2. Heartbeat for Your Monitoring System
Have your monitoring system send regular heartbeat pings to an external service. If the heartbeat stops, something is wrong with your monitoring itself.
3. Test Alert Delivery Regularly
Weekly automated test alerts through every channel:
- Send a test Slack message
- Send a test SMS
- Send a test email
- Verify PagerDuty integration
If any test fails, investigate immediately.
4. Monitor from Outside Your Infrastructure
If your entire cloud region goes down, your monitoring (hosted in the same region) goes down with it. Use external monitoring that runs independently of your infrastructure.
5. Audit Monitoring Coverage
Monthly review:
- Are all production services monitored?
- Are all critical endpoints covered?
- Have new services been added without monitoring?

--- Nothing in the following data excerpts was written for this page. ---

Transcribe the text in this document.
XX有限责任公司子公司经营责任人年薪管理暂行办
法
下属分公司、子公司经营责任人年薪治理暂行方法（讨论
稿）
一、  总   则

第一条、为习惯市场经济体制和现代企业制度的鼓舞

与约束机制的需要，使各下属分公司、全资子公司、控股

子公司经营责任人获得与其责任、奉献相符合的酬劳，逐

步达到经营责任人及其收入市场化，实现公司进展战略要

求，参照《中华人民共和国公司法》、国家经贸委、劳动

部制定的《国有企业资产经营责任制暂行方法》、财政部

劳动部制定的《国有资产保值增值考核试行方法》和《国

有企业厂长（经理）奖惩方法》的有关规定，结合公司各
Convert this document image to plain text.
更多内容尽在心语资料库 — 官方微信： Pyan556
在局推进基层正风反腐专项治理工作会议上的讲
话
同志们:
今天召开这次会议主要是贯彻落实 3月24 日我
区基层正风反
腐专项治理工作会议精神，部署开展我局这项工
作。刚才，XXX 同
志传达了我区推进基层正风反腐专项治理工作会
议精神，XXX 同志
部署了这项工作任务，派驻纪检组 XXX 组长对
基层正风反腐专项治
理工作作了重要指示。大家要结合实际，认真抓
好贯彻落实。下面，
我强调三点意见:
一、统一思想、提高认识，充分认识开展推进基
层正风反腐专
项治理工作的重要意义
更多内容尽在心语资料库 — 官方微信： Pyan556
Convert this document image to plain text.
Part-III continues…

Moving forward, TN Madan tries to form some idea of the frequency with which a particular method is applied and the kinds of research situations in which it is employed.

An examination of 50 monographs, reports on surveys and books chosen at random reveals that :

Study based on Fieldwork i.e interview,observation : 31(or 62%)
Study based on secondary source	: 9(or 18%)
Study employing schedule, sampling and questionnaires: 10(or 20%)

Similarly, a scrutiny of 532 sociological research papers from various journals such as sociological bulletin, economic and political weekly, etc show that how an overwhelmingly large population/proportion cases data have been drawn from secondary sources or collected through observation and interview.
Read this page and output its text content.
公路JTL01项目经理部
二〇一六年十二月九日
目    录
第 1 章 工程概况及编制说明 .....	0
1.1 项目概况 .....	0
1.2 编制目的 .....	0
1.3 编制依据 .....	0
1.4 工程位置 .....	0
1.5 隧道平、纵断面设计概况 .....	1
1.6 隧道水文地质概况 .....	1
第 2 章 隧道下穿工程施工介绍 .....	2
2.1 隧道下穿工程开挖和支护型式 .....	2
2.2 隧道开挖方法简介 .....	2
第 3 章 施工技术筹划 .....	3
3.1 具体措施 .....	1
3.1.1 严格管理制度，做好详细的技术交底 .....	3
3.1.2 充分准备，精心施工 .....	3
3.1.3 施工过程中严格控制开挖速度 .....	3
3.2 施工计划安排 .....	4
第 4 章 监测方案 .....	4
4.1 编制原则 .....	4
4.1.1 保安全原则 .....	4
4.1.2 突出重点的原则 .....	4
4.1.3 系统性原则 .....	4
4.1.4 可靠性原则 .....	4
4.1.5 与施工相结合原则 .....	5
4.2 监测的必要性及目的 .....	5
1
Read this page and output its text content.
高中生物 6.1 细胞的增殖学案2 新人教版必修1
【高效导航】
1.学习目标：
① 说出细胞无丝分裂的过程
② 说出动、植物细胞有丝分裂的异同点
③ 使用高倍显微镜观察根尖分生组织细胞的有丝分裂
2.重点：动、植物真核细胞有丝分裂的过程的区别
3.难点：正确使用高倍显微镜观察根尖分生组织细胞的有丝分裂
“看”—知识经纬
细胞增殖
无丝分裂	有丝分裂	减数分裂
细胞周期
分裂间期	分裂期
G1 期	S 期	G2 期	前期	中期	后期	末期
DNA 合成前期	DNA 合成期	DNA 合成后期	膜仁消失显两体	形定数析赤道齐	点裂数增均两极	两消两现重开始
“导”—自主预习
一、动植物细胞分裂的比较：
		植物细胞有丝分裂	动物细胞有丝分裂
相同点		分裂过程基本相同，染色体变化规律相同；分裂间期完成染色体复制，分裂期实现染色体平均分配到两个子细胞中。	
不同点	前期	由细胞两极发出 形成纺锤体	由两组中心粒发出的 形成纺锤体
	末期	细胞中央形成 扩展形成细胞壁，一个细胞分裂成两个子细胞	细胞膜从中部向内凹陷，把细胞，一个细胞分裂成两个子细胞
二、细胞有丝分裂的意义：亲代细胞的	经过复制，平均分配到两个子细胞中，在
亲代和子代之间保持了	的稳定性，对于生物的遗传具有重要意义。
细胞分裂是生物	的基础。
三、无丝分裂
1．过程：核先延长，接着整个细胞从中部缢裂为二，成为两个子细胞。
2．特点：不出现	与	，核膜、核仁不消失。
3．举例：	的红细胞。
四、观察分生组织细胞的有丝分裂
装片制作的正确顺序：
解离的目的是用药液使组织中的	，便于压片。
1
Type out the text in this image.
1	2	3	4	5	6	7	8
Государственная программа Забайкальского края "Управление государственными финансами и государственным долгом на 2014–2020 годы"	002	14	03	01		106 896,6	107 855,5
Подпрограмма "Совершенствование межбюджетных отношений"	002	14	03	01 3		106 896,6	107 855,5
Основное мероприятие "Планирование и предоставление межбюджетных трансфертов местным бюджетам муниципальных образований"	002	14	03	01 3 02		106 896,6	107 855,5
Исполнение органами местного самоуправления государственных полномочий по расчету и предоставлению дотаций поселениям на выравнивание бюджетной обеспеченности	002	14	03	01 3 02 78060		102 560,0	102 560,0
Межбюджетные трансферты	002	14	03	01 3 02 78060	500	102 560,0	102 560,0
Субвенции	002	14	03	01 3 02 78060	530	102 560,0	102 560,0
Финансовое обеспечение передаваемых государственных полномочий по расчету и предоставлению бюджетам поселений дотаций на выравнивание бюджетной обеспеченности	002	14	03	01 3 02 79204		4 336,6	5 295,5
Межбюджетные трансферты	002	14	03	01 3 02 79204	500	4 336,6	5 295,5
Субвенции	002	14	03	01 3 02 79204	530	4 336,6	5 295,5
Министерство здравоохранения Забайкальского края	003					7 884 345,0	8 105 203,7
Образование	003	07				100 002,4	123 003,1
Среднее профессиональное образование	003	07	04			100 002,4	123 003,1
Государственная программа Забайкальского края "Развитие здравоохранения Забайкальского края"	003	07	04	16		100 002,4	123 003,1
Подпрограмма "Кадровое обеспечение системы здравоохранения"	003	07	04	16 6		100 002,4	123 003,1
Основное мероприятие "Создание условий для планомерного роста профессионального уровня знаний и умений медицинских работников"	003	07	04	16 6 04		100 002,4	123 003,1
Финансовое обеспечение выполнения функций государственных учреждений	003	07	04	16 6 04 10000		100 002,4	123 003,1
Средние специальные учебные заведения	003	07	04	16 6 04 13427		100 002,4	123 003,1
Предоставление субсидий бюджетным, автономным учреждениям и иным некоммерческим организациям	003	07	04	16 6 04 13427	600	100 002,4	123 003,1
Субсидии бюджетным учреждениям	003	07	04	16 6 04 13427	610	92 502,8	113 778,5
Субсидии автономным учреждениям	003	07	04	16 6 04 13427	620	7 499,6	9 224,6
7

- Are alert routing rules still correct?
- Are on-call rotations up to date?
The Meta-Monitoring Checklist
- Monitoring system has its own health check endpoint
- Health check is monitored by an independent system
- Alert channels are tested weekly
- Monitoring runs in a separate failure domain from production
- Coverage audit performed monthly
- Heartbeat ping to external service every minute
- Dashboard showing monitoring system health
Keep It Simple
The irony of monitoring your monitoring is that it can become infinitely recursive. Keep it practical:
- One external system watching your primary monitoring
- Weekly alert channel tests
- Monthly coverage audits
That's enough to catch 99% of monitoring failures before they leave you blind during a real incident.